One or more Views can be grouped together into a ViewGroup. A ViewGroup (which is by itself is a special type of View) provides the layout in which you can order the appearance and sequence of views. Android supports the following ViewGroups:

·     LinearLayout
o   The LinearLayout arranges views in a single column or single row. Child views can either be arranged vertically or horizontally.
·     AbsoluteLayout
o   The AbsoluteLayout lets to specify the exact location of its children.
·      TableLayout
o   The TableLayout groups views into rows and columns. We use the <TableRow> element to designate a row in the table. Each row can contain one or more views. Each view you place within a row forms a cell. The width for each column is determined by the largest width of each cell in that column.
·      RelativeLayout
o   The RelativeLayout lets us specify how child views are positioned relative to each other.
·      FrameLayout
o   The FrameLayout is a placeholder on screen that we can use to display a single view. Views that is added to a FrameLayout is always anchored to the top left of the layout.
·      ScrollView
o   A ScrollView is a special type of FrameLayout in that it allows users to scroll through a list of views that occupy more space than the physical display.



Android UI Design Patterns


Like a software design pattern, a UI design pattern describes a general solution to a recurring problem. Patterns emerge as a natural by-product of the design process. The design patterns include:


Dashboard


A quick intro to an app, revealing capabilities and proactively highlighting new content. It is the organized way of display to arrange the functionalities of the app.  It highlights what’s new and focuses on 3-8 most important choices. It should be flavorful as it is the first impression of the app.




Action Bar

It is a dedicated real estate at top of the screen to support navigation and frequently used operations. It can provide a quick link to dashboard (or other app home). It is used to bring key actions onscreen and helps to convey a sense of place. It is used consistently within the app.




Search Bar
It is a consistent pop-in search form anchored to top of the screen. It can replace action bar (if present). It is used for simple searches which provides rich suggestions.


 Quick Actions
It is an action popup triggered from distinct visual target. It is minimally disruptive to screen context. Actions are straightforward, fast and fun. It is used when items have competing internal targets. It is present for most important and obvious actions.



ListView


A Simple ListView is a view group that displays a list of scrollable items. The list items are automatically inserted to the list using an Adapter that pulls content from a source such as an array or database query and converts each item result into a view that's placed into the list.

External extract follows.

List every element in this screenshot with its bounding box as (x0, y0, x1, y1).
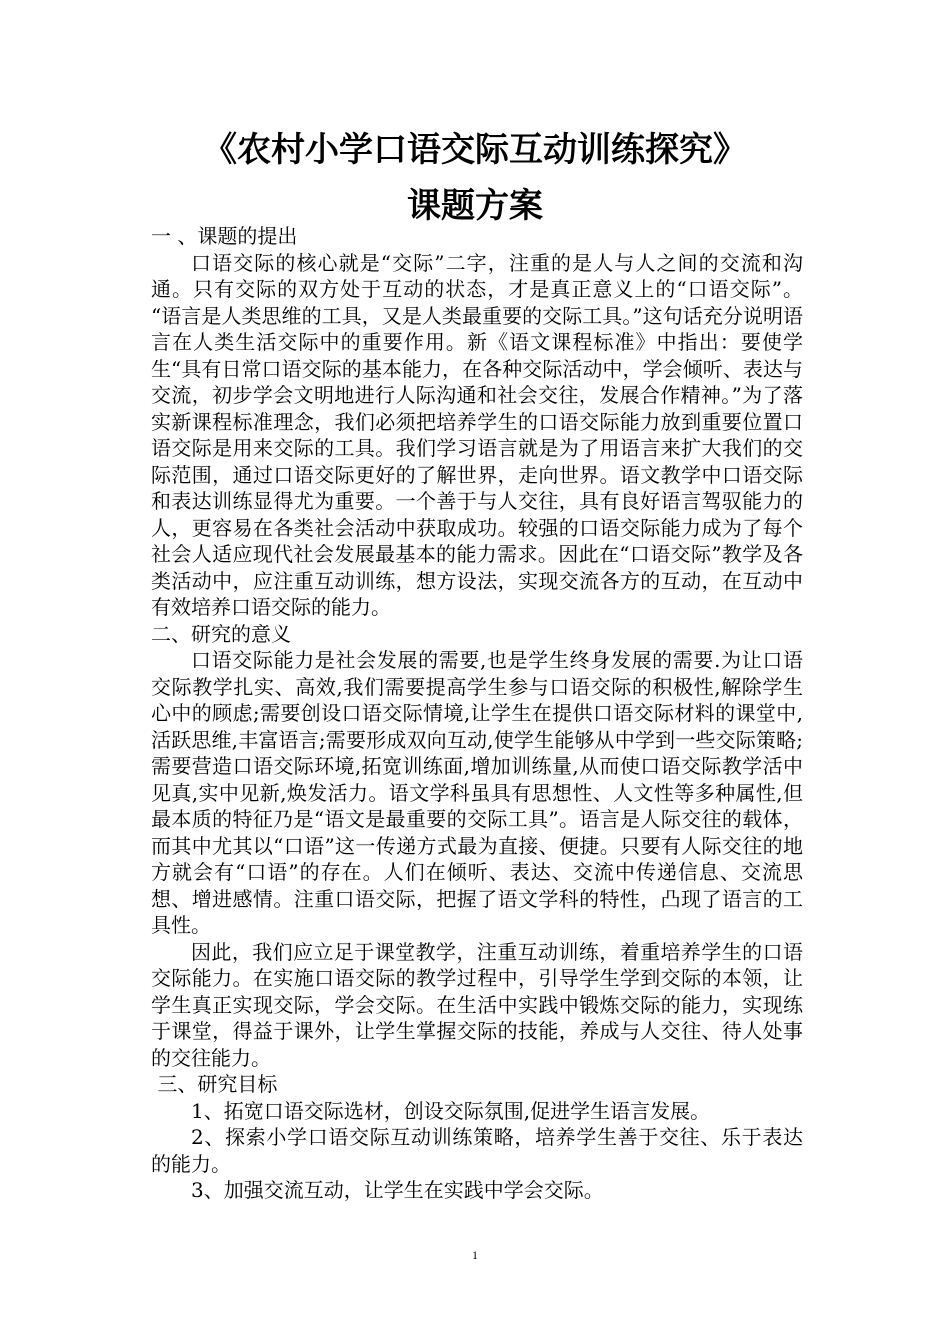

In a custom listview, we will create custom ListView where each row item consists of the views we want, and populate its items using custom ArrayAdapter. The Adapter defines how each row is displayed (i.e the layout for each row. We will define layout for rows in ListView in a XML file and place it in res/layout. The adapter provides data to each row in ListView.


We can customize our ListView with image that is not defined in the resource folder in android by loading images from the internet

It's a time-consume task to load bitmap from internet. Whenever we need to perform lengthy operation or any background operation we can use Asynctask which executes a task in background and publish results on the UI thread without having to manipulate threads and/or handlers. In onCreate(), we create and execute the task to load image from url. The task’s execute method invokes doInBackground() where we open a Http URL connection and create a Bitmap from InputStream and return it. Once the background computation finishes, onPostExecute() is invoked on the UI thread which sets the Bitmap on ImageView. The image should be cached in the phone in case we want to reuse it later. If the number of items to be downloaded exceeds a certain threshold(meaning more fetches and memory) we should consider reducing the fetches and also the Runtime memory consumption by caching them. We can choose to save them on Sdcard.